Сталинград. Том второй. Здесь птицы не поют - стр. 33
– Однако, каков молодец! – с восхищением протянул Колесников. – Порох с огнём.
– Да уж, закалённый в огне булат, Клим Тимофеевич. На смерть стоит.
– Так к награде…К награде Танкаева! – настежь распахивая жаркую шинель, гремел восклицаниями Колесников. – Что ж ты, Арсений, кота за хвост тянешь?
– Не кипятись, политрук. Не, ты, один подмечаешь героев. Танкаев наградами не обижен. Всё по заслугам. За взятие высоты со своей ротой, за проявленное мужество-героизм, он уже представлен мною к ордену «Красной Звезды». А бойцы его, все, как один, – к медали «За отвагу»! На этом плацдарме, каждый достоин награды. Все мы тут…смертники – штрафники, политрук. Да-а,..затащила нас судьба фронтовая…на чёртов пригорочек.

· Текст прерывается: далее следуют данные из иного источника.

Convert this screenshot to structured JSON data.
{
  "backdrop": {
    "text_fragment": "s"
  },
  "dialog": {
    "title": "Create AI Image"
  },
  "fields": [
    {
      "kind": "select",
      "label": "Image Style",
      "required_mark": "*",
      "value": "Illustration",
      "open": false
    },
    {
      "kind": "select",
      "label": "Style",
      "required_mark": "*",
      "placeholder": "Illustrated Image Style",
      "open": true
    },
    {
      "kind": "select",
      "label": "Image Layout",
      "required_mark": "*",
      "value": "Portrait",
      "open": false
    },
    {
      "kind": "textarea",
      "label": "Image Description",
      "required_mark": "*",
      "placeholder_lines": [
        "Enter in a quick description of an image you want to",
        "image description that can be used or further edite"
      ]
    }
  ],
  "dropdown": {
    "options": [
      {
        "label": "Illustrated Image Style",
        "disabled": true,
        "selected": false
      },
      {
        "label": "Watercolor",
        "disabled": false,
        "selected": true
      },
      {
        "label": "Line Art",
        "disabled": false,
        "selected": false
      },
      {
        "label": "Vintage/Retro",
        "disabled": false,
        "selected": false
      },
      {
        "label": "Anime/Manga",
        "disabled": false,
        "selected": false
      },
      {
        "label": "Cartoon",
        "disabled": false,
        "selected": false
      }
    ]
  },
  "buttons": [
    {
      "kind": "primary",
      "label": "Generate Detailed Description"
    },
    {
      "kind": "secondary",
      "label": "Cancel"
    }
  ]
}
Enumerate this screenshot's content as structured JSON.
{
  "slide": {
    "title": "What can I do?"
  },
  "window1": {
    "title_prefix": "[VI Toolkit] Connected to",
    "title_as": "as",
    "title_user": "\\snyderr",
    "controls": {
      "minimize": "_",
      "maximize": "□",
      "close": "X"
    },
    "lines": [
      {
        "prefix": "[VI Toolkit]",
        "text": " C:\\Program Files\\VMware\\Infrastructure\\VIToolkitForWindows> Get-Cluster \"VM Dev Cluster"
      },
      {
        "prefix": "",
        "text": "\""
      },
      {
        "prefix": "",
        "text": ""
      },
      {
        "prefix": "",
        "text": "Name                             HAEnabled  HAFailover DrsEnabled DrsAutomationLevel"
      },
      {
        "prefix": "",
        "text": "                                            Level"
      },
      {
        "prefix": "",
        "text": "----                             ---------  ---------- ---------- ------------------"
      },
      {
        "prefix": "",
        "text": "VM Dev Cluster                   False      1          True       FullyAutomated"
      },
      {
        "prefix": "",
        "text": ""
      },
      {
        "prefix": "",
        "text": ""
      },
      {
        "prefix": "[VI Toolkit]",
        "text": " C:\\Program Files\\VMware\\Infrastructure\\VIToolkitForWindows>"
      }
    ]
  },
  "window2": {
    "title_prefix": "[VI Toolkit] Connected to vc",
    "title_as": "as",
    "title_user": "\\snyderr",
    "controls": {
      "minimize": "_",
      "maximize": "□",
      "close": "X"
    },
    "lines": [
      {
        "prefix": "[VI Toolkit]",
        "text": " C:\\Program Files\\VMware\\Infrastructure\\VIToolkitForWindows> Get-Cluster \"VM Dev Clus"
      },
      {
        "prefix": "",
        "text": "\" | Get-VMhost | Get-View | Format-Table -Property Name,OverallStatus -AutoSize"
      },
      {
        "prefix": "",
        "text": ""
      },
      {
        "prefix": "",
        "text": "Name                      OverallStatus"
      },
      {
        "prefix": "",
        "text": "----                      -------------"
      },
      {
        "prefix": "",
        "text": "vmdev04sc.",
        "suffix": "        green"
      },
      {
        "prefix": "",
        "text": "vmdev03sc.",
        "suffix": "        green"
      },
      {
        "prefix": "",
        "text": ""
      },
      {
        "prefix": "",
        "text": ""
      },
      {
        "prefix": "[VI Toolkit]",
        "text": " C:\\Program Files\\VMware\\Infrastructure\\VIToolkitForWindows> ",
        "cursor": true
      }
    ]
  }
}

Но Колесников, пропустив мимо ушей последние слова комбата, воодушевлённо продолжил:
– Если не убьют, ей-ей, далеко пойдёт наш капитан.
– Этот не пойдёт, полетит, – крылья у него за спиной. Это – я тебе говорю, Клим. Эх, ему бы знаний побольше! Военную Академию штурмом взять…Доблестный командующий мог бы отлиться из этого горца. Много раз уже жизнь испытывала его на прочность, и не всегда можно было выстоять, скажу я тебе. Но он выстоял, всем смертям назло! Уж ты поверь, – в голосе комбата послышалась звонкая медь горделивого превосходства. = Есть в нём прекрасный сплав боевых и человеческих качеств. Редкий сплав. Скажи на милость, сколько знаю его…Танкаев жил и живёт лишь одним: выбить врага, да жизнь свою прожить с толком, не зря! Ну, хорош похвальбою искрить.
– Как бы ни сглазить, – с живостью подхватил Колесников.
– Вот, вот! Хорош. – Воронов одёрнул складки офицерского полушубка, поправил портупею, поясной ремень, уверенно и твёрдо улыбнулся. – В штаб пора, Клим Тимофеевич. Пойдём-начнём, командиры нас ждут. Синельников! – крикнул он на ход ноги.
– Я-а!
– Что связь, паразиты?
– Готова, товарищ комбат! – победно выкрикнул Шурка Синельников. – Только – только наладили.
– Добро! Связь с комдивом Березиным мне. Быстро!
* * *
Пыхая папиросками, воровато ужатыми в горсть, они пошли вдоль высокого бруствера к блиндажу: комбат – широкий, как дверь, и политрук – прямой, как оглобля, снова застёгнутый на все пуговицы и крючки, ей-ей, чем-то похожий на зачехлённый, в ножнах палаш.
…Были уже у входа, как вдруг, чей-то звенящий тревогой голос, выкрикнул:
– товарищ комбат, гляньте!
Воронов замер, повернул широколобое, обветренное лицо на голос; из-за его плеча выглянул на окрик Колесников.
– Опять, ты-ы! В чём дело, Черёмушкин? – комбат спустил собак, раздражённо впился в хорошо знакомое лицо рядового. – Что на сей-раз? Что уставился, как родимец на попа?
– Да нет, же! На небо гляньте, товарищ комбат! – Черёмушкин заполошно вскинул руку.
Офицеры, вместе с оказавшимися поблизости стрелками, подняли взоры и…каждый, против воли, каков бы он ни был храбрец, ощутил, как его пробрала ледяная, сыпкая дрожь. Как натянулись поджилки и замозжало между зубов…А дыхание стало чаще.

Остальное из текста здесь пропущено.